(Note: The more eloquent knee-jerk response is below.)
That one took years off my life. It was a see-saw of a game, with big runs, even bigger comebacks, and as heartbreaking a finish as there ever was. The Knicks fell behind by double digits twice and came all the way back both times. By the fourth quarter, they'd even built a big lead of their own, and stood 7 points up with less than 2 minutes remaining. The lead dwindled, though, and Brandon Roy sealed the deal with a driving finger roll over a Knick defense that somehow neglected to use their extra foul. Some notes:
- Could somebody explain to me why the MSG pre-game desk needs a rack of basketballs behind it? Do Trautwig, Tripucka, and ten of their friends all shoot around before the broadcast?
- With Mike Breen working his ABC gig, Gus Johnson called the action in Portland, and started oddly flat. Through the first quarter or so, Gus seemed completely uninterested in the action, which was actually pretty lively. Then, as the sun went down in Portland and the game wore on, Gus became Gus. He crapped his pants repeatedly, culminating in an instant classic "MY NAME IS AL HARRINGTON! I GET BUCKETS!" call following a Harrington three. Anyway, I've now got a theory. Gus Johnson is nocturnal. He had to wake up from his daytime slumber far too early to call the 3 p.m. Portland start. By sunset, though, he'd woken up fully and was ready to get loud.
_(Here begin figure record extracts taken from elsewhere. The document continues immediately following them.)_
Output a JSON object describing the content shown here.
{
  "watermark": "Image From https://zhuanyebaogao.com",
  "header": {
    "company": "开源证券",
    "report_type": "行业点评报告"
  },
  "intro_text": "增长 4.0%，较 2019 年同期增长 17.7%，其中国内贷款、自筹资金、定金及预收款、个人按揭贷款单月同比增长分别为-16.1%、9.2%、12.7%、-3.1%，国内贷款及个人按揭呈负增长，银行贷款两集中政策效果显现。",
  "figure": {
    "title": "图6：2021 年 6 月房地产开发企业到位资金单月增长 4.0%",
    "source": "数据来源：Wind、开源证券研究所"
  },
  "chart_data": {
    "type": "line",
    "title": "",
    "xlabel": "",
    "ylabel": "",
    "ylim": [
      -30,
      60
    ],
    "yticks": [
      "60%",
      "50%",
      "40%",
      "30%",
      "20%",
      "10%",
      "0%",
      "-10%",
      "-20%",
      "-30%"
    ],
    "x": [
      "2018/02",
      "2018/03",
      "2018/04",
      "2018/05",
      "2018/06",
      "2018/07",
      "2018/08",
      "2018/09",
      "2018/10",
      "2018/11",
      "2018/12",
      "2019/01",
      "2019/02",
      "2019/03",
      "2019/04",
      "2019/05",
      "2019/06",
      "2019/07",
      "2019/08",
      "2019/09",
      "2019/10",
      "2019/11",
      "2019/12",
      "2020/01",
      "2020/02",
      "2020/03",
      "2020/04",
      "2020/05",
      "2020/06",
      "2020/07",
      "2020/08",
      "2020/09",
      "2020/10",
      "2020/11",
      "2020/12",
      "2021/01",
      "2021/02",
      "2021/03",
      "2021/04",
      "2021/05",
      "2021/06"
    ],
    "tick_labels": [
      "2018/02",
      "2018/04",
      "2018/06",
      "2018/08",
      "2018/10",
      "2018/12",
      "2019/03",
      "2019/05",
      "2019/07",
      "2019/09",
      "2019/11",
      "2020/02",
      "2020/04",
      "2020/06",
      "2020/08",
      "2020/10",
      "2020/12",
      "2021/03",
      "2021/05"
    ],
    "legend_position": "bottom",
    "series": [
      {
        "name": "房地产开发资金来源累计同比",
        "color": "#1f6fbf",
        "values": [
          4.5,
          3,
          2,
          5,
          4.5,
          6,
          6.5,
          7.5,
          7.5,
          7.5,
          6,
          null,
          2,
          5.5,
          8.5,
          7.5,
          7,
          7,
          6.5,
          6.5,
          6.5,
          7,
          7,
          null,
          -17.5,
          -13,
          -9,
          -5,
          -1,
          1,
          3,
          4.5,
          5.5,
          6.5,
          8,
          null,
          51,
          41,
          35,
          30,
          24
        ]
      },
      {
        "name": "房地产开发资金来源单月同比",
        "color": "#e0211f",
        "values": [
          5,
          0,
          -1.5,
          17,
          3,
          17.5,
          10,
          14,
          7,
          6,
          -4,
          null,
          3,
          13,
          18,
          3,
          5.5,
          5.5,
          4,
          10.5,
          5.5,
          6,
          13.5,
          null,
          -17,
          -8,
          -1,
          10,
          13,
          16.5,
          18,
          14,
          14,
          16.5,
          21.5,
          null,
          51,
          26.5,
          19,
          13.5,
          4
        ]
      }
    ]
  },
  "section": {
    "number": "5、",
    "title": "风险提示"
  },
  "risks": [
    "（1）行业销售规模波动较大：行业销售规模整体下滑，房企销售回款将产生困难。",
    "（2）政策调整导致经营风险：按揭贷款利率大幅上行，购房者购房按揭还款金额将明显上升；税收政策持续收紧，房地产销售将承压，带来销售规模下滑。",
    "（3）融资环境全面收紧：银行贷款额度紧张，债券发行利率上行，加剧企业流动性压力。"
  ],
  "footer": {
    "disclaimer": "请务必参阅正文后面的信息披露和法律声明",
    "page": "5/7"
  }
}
- Keying a hot Knick start was Danilo Gallinari, who canned two quick threes to help give New York a very early lead. Gallo actually started in this one. He and Chandler replaced Richardson and Jeffries in a lineup that Mike D'Antoni claimed needed "more scoring". Oddly, Gallo played only 14 minutes (during which he had to guard Rudy Fernandez way too much) after a very nice start.
- Chris Duhon still seems a little flu-like, but he had the pick and roll working with David Lee, who overcame repeatedly having his shot blocked for a sick 29 and 11. Du finished with 10 and 10, but just didn't look himself.
- Clyde accused Sergio Rodriguez of "matador D" in the first quarter, which was excellent on multiple levels.
- As I mentioned in the game preview, the Blazer bench ain't too shabby, and they nearly ran away with this one in the late first quarter. Portland finished the first quarter up 9 on 88% shooting. You read that correctly.
- The Geico commercial where the gecko buys chips with his boss's lucky dollar is cute and all, but how would that little thing even open the flap of the vending machine to get his food? I assume he had help.
- It was "mascot night" at the Rose Garden, which apparently translates to a dozen inflatable versions of various NBA mascots being chased around the arena by Portland's "Blaze", which is some breed of rapist dog.
- Nate Robinson bought tickets for 33 Seattle-based family members, who were treated to a Nate-led run through the third and fourth quarters that put all other runs to shame. Between the two periods, the Knicks went on a 37-7 tear that included numerous ill-advised threes by Robinson and Tim Thomas, and even a made 70-footer by Nate after a whistle (didn't count). The entire experience was a slap in the face to consciences everywhere.
- There were a couple moments late in the game that I knew would cost me some sleep if the Knicks ended up losing. One was David Lee rimming out a dunk attempt with less than two minutes to go. Another was Quentin Richardson fumbling a defensive rebound out of bounds with even less time remaining. The last one was one of the more infuriating mental lapses I've seen in my years following sports. With 5 seconds left, the Knicks were up one with a foul to give. The Blazers had possession, and inbounded to Brandon Roy, who promptly drove left from the top of the key. There was about a 2 second window during which Jared Jeffries was practically required by law to use up the remaining foul. Portland would've had to inbound again with just a couple seconds remaining, meaning an outside shot would likely be their only hope. Somehow, though, Jeffries managed to follow Roy all the way to the basket without attacking him, and the smaller, quicker man carved a path and rolled in the game-winner as time expired. At this point, I swallowed my television whole. (Update: Apparently D'Antoni told his guys not to foul. If that's the case, he and I need to have a little talk.)
Sorry for a sub-par recap. I'm still more than a little dazed from what went down (did I mention that I was in the company of two screaming Blazer fans?). I'll never forget the crazy run that Robinson and Thomas led, but the memories will be bittersweet. The Knicks had this one in the bag, and really had to choke to let it go. If they don't come out pissed off against the Warriors and Clippers, I may lose hope completely. Sucks to moral victories. Hopefully I'll be coherent again tomorrow and we can discuss this in more detail. Probably not, though.